A steady anthem of “Black lives matter!” called out to onlookers, begging that we stop turning our heads. Stop ignoring the injustice. In response, the words: “All lives matter!” devastated the Black community. But do all lives really matter? Taking the statement at face value, can we truly say with conviction we treat each life, each race, culture, and class with love and dignity—that everyone, regardless of skin color, has access to equitable opportunities?
A History Lesson of Sorts
In 1863, Abraham Lincoln put pen to paper and drafted the Emancipation Proclamation written to set slaves free—anecdotally, at least. In reality, the limitations found within this document made it a mere political move all dependent on whether the North won the war. In the 1890’s Jim Crow Laws— “a formal, codified system of racial apartheid”—brought signage of “Whites Only” and “Colored” to bathrooms, buildings and public transportation. In 1960, police escorted Ruby Bridges to the almost entirely white school amidst the protest of the community. Finally, in 1964, President Lyndon Johnson signed the Civil Rights Acts which “prohibited discrimination in public places, provided for the integration of schools and other public facilities, made employment discrimination illegal, and enforced the constitutional right to vote.”

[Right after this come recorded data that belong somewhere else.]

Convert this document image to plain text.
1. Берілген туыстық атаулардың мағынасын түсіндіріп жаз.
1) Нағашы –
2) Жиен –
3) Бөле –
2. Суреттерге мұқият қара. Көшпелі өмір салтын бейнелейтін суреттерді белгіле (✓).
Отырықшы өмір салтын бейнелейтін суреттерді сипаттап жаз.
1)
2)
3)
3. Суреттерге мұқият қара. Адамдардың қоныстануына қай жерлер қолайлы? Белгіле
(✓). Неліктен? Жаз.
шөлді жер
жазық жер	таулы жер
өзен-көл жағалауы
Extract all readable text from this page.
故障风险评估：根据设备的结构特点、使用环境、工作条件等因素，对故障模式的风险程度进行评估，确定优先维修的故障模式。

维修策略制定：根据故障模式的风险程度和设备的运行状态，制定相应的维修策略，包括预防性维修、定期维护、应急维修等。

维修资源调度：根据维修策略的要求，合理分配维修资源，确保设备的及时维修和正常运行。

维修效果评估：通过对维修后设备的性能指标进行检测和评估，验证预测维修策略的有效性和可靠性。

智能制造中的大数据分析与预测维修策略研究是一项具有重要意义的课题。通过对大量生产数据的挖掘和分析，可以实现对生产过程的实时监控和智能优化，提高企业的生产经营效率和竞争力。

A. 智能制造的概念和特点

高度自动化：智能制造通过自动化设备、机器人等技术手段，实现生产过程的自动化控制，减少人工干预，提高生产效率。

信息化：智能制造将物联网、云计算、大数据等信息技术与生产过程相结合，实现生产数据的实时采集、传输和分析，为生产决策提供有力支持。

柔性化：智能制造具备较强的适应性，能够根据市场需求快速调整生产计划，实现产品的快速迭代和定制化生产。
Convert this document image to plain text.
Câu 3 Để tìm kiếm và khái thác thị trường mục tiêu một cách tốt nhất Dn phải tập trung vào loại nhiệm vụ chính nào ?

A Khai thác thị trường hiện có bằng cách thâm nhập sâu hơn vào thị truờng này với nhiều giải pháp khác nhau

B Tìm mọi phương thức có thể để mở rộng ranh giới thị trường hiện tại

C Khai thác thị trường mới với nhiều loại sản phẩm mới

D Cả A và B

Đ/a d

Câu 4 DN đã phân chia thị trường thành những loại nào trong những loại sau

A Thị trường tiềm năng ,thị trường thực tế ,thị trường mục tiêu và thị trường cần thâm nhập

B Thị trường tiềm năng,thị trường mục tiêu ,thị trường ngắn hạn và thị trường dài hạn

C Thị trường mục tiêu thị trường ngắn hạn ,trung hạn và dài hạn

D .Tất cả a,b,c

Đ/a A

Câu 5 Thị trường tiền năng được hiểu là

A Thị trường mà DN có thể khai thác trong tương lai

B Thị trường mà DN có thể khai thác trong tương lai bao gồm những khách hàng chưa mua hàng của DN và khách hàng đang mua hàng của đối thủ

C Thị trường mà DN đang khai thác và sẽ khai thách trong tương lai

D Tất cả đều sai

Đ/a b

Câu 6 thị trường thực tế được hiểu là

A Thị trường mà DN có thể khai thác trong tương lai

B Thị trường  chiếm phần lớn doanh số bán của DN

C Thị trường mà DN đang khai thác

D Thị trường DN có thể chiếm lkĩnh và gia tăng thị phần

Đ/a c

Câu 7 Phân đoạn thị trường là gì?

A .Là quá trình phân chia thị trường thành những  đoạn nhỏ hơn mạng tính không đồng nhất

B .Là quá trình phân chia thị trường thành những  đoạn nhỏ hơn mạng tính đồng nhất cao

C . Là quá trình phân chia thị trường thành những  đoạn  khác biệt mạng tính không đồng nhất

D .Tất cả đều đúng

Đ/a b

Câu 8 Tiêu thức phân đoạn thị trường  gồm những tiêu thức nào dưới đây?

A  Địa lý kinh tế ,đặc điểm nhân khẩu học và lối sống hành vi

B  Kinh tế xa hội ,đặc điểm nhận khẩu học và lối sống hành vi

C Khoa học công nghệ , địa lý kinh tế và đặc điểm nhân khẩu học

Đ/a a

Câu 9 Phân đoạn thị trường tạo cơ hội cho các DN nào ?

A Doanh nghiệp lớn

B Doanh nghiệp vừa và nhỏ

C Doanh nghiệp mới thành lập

And yet in the year 2020, Black Americans:
- lived in poverty twice as often as White Americans.
- earned a fraction of White households—just 59 cents for every dollar.
- were incarcerated nearly six times the rate of White Americans.
- had a life expectancy 3.6 years lower than White Americans.
Do Black lives matter?
- When it comes to income, Black lives are on the bottom.
- When it comes to healthcare, Black lives are on the bottom.
- When it comes to access to opportunities, Black lives are on the bottom.
Given these statistics, it looks as if Black people don’t really matter. But why?
The Least of These
James 2:8–9 warns believers against partiality—encouraging readers to “love your neighbor as yourself”, but if we have to question what qualifies a person as our neighbor, it might be time for a refresher look at the story often referred to as the Good Samaritan. We celebrate this story and glory in our present-day good neighbors! However, might we pause to remember that the wounded man looked nothing like his rescuer—that this significant detail separates a person doing a good deed from a person compelled by the gospel? Simply saying we see Black Americans as made in the image of God falls short. We must learn to advocate for our brothers and sisters of color proving to onlookers they are made in the image of God. We can no longer minimize or dismiss the real pain, the legitimate challenges, the authentic present-day fears they experience daily, and the genuine emotional exhaustion they feel simply because of the amount of melanin in their skin. We must respond as believers to the actual issue—our reluctance to stand up for those beaten and bruised. We must answer the question: Why don’t we see the lives of our Black brothers and sisters as equal? And if we do see them as equal why not stand up for them?
The silence of the past year seems distant and vague—a daydream. Mask mandates, vaccines debates, and political agendas flood our social streams and drown out the pleas of Black Americans. The news channels have moved on to bigger and better stories, and catalogued the footage, but we can rewind the tape and listen closely. We can say to our friends, neighbors, and co-workers, “Tell me your story. I’m listening. And I’m ready to do something about what I hear.”